Franchise quality: Mining firms’ goods are heavily commoditised. The only way any company can enjoy a competitive advantage is through a combination of below-average costs and above-average product specification.
I’m not in a position to judge South32’s assets in this level of detail, so I’m going to use the firm’s underlying operating margin as a proxy:
South32 was profitable on an underlying basis during the first half of last year, when commodity prices were fairly low. Now that prices have risen, the group’s assets appear to be highly profitable. As we’ve seen, the firm’s free cash flow is also correspondingly strong.
I take this to indicate that the group’s mining reserves are of a reasonable quality, and have competitive costs.
Fundamental health: The Piotroski F-Score is used by Stockopedia as a proxy for a firm’s fundamental health. It is heavily weighted in the QualityRank calculation and I think it’s a useful metric.
South32’s F-score of six out of a possible nine may seem modest, but doesn’t suggest any serious problems to me. The score would actually be seven, except that the group doesn’t report gross profit. So I’m comfortable with this aspect of quality.
Risk factors: Are there any hidden problems lurking beneath the surface of South32’s attractive figures? The Stockopedia metrics suggest not:
The Altman Z1-Score may seem low, but my impression is that this is being skewed by South32’s short history and non-manufacturing business. I’d expect this score to improve over the next year.
This brief tour of South32’s QualityRank hasn’t uncovered any glaring problems. But the outlook for investors is still dependent on the firm maintaining and improving its recent performance. Does this seem likely?
South32’s top Stockopedia factor is its MomentumRank of 82. This is the result of a decent mix of price momentum and earnings upgrades:
Alongside this, the shares trade on a 2017 forecast P/E of 8.1, with a prospective yield of 5.6%. The P/B of 1.0 suggests that the firm’s underlying assets are not yet overvalued. I believe this combination of ratios could well be enough to attract more buyers and deliver a positive return.

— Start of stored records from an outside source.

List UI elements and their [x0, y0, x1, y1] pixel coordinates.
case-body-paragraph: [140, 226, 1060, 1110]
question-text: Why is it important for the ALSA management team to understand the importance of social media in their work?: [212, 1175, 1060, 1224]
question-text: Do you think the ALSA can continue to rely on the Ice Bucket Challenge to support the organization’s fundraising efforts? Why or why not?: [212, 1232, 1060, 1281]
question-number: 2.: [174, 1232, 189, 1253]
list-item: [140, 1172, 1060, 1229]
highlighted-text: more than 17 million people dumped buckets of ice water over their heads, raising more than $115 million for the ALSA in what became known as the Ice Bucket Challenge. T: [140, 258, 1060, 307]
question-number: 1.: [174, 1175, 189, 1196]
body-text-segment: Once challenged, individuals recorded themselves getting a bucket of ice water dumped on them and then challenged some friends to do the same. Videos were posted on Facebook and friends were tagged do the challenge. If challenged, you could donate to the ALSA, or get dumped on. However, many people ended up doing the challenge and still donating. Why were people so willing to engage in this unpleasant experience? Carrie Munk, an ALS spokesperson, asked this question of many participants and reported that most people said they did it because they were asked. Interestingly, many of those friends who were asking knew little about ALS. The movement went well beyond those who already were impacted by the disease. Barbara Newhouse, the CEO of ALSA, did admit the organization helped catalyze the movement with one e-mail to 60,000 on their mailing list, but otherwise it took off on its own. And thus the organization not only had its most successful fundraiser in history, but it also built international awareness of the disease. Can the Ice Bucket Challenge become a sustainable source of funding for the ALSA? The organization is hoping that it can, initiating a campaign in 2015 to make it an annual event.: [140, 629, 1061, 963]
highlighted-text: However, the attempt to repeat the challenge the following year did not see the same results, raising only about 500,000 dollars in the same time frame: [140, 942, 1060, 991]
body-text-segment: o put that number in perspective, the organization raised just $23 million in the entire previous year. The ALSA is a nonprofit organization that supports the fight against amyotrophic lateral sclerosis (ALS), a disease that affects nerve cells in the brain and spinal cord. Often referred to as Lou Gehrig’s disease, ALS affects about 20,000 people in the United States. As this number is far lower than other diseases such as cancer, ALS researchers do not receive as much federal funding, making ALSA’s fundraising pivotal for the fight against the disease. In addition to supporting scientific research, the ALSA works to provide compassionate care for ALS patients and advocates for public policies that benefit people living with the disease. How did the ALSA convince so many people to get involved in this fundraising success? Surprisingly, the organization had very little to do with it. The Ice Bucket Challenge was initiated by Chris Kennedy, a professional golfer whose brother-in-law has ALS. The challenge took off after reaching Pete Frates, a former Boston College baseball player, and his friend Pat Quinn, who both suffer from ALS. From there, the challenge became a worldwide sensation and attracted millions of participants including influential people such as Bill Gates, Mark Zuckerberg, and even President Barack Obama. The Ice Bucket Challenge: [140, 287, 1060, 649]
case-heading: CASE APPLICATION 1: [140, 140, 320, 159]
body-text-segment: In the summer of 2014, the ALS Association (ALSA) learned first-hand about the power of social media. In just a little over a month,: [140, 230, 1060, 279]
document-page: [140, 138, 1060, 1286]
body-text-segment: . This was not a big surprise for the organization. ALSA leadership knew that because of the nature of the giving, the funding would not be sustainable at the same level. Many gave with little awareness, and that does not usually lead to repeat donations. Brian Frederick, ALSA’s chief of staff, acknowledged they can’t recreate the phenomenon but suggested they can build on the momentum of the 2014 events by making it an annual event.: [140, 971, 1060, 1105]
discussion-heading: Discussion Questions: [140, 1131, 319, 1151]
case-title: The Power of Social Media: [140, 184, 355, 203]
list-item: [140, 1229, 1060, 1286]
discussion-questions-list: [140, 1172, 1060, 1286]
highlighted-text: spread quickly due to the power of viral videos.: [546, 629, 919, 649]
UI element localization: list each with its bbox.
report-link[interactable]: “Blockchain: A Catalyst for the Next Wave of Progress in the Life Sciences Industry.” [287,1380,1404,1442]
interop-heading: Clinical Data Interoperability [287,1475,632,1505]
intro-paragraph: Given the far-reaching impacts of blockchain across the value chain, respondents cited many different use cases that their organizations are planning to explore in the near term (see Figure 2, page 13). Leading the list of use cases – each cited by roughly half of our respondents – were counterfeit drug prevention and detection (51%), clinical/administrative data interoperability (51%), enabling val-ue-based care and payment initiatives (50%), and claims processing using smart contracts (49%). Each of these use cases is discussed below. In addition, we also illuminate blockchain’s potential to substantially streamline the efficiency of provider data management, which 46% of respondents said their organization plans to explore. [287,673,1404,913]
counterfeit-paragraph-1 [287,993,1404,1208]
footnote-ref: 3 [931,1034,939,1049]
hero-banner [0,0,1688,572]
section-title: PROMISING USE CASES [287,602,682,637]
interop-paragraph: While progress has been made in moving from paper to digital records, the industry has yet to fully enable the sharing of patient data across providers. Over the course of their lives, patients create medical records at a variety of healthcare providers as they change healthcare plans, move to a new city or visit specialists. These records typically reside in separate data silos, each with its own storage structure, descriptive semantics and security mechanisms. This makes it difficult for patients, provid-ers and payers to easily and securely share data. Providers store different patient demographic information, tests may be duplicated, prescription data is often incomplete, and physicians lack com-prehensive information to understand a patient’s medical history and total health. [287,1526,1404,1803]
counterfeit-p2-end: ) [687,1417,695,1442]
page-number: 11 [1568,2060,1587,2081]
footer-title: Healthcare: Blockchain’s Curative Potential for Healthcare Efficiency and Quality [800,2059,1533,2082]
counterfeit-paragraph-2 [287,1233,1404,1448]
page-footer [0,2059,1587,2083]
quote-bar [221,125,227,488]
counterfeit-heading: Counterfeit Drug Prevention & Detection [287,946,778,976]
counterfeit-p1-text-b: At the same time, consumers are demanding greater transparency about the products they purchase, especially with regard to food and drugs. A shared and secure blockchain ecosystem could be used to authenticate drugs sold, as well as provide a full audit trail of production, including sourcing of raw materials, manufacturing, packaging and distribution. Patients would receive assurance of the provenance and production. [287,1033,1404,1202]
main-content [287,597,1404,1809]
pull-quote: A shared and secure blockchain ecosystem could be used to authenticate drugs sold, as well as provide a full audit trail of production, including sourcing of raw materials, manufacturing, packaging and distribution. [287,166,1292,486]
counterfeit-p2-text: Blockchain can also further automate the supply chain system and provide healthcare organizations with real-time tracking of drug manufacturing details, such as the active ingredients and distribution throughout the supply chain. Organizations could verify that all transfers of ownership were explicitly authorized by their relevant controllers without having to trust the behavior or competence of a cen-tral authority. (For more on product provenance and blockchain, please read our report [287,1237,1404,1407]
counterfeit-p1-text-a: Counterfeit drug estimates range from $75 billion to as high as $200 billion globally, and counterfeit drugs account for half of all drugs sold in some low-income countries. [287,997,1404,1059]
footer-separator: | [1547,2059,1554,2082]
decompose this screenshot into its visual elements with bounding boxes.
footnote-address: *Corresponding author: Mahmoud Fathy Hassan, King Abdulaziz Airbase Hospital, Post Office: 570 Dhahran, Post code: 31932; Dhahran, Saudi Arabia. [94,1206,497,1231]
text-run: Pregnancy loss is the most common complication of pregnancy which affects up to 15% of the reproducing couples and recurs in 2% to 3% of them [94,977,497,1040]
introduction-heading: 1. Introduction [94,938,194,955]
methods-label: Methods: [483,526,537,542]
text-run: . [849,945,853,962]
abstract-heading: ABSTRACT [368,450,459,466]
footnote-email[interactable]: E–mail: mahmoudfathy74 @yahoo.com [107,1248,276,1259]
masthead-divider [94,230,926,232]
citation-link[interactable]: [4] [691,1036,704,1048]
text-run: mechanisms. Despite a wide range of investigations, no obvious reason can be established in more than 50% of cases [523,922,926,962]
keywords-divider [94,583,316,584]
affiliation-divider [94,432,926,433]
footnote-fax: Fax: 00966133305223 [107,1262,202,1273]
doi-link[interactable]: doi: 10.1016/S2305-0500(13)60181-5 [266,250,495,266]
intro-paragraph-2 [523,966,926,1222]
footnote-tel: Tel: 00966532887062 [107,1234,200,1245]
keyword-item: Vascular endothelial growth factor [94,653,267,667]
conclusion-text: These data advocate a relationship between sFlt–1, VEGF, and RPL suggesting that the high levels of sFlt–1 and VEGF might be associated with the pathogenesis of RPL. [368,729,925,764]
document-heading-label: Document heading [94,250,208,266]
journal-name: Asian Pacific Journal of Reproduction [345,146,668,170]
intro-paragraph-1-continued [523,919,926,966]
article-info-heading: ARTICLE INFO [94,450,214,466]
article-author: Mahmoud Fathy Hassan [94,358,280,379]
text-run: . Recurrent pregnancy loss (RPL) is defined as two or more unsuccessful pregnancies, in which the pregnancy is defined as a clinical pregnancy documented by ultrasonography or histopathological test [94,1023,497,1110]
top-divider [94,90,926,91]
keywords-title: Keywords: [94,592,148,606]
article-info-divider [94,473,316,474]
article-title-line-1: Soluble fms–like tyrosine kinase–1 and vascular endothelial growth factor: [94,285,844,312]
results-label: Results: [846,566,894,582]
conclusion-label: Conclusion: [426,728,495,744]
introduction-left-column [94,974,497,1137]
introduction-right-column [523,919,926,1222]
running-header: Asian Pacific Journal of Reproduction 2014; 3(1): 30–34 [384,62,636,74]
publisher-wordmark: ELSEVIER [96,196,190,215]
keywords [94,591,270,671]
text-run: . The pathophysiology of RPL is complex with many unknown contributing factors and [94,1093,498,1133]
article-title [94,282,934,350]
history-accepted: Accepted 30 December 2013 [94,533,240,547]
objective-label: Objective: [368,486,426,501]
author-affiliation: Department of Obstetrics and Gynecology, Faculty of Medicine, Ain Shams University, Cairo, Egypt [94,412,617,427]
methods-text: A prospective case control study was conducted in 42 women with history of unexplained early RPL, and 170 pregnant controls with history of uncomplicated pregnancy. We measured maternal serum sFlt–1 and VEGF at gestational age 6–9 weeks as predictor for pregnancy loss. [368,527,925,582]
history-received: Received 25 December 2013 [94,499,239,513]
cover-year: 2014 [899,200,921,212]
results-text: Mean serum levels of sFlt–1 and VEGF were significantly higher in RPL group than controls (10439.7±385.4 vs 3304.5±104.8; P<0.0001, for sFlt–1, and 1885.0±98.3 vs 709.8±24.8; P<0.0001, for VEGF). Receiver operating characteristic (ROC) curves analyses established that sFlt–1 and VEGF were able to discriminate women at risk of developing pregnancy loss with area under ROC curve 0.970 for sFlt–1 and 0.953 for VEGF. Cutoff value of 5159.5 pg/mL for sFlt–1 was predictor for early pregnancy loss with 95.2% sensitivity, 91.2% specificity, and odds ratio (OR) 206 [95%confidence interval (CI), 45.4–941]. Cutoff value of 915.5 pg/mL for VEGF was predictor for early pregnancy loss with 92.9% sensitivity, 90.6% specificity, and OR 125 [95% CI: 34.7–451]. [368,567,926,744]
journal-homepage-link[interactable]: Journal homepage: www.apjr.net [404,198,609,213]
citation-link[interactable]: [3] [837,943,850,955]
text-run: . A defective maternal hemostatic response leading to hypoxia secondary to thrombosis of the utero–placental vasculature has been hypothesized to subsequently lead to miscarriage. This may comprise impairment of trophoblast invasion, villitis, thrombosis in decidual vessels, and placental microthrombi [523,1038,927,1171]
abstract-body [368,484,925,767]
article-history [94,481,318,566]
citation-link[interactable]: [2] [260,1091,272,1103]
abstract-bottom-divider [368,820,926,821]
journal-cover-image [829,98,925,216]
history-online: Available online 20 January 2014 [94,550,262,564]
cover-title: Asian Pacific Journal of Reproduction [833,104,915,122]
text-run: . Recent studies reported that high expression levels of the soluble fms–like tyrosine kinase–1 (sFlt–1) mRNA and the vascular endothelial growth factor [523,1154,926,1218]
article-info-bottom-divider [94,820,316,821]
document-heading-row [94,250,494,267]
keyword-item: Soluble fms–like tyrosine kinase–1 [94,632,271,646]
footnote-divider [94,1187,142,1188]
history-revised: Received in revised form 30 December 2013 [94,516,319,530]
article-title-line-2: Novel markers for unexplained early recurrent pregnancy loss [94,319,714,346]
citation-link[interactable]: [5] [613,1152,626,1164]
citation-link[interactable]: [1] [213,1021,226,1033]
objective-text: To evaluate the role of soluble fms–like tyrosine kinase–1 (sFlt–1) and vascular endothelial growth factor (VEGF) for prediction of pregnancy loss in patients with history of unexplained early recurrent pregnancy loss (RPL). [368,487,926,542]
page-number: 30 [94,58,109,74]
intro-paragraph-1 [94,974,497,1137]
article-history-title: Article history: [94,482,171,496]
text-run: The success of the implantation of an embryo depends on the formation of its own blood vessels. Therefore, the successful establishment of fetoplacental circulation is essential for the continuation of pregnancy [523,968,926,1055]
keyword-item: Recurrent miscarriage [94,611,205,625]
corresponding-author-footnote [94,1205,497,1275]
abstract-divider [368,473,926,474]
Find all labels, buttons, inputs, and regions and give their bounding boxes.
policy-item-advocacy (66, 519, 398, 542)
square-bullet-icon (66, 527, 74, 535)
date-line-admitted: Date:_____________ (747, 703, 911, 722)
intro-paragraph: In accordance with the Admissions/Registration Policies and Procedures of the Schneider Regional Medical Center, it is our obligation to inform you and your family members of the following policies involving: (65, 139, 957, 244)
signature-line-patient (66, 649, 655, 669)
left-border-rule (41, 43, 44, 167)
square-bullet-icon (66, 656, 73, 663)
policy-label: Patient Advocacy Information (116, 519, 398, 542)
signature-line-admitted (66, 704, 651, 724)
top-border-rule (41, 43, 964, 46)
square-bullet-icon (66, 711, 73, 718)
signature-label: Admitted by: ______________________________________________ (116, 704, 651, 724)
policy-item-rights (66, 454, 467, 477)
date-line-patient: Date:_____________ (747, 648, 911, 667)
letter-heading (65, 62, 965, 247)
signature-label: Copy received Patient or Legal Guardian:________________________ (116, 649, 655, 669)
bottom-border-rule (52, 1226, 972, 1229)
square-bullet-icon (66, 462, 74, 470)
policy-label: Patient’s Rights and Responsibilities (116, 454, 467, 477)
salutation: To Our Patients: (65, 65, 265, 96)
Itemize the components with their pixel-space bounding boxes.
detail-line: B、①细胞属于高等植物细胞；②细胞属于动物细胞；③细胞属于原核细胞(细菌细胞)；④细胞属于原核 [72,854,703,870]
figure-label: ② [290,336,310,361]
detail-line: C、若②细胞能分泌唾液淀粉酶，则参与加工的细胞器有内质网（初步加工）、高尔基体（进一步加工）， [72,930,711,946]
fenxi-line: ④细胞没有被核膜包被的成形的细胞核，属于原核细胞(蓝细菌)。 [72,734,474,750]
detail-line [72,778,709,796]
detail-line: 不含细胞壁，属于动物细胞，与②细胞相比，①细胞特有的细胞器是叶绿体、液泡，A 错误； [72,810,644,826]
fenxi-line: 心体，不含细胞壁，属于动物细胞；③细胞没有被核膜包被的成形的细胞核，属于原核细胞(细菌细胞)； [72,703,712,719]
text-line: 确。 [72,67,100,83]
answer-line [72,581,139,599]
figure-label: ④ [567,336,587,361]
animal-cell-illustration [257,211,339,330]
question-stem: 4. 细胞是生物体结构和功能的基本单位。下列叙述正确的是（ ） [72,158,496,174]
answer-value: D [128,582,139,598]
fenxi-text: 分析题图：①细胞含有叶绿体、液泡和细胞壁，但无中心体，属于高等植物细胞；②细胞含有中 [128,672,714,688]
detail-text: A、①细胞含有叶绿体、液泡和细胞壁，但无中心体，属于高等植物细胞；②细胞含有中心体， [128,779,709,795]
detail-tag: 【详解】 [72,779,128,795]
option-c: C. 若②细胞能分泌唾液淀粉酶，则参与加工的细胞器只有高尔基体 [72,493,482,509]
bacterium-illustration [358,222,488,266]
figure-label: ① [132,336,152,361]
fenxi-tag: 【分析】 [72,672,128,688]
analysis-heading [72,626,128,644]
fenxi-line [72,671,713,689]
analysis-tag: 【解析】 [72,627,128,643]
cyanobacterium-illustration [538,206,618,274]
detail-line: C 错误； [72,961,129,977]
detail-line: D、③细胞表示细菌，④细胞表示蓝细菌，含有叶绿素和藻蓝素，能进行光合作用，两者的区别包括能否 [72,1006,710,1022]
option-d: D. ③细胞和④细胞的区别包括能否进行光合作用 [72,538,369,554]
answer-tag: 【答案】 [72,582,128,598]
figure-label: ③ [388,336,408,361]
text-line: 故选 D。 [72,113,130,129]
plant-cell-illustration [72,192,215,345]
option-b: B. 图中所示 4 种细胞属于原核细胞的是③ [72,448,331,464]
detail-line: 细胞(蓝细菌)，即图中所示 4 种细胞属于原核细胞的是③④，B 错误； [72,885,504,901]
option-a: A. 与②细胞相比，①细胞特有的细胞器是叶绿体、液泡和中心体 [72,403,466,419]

The technical picture looks favourable to me too, as long as the 200-day moving average provides support:
My only concern is that consensus forecasts for South32 and its peers show a significant drop-off in earnings in the 2018 financial year:
I’m not sure whether this is down to expected cost inflation or price deflation. Or whether it’s just that analysts’ forecasts are continuing to play catch up, as they have done for the last year:
Whatever the explanation turns out to be, I’ve decided to add South32 to the SIF Portfolio this week. The numbers suggest to me that this mining recovery should have further to run.
Although I can’t deny that I’m a little nervous.
Disclosure: Roland owns shares of Rio Tinto, Anglo American and BHP Billiton.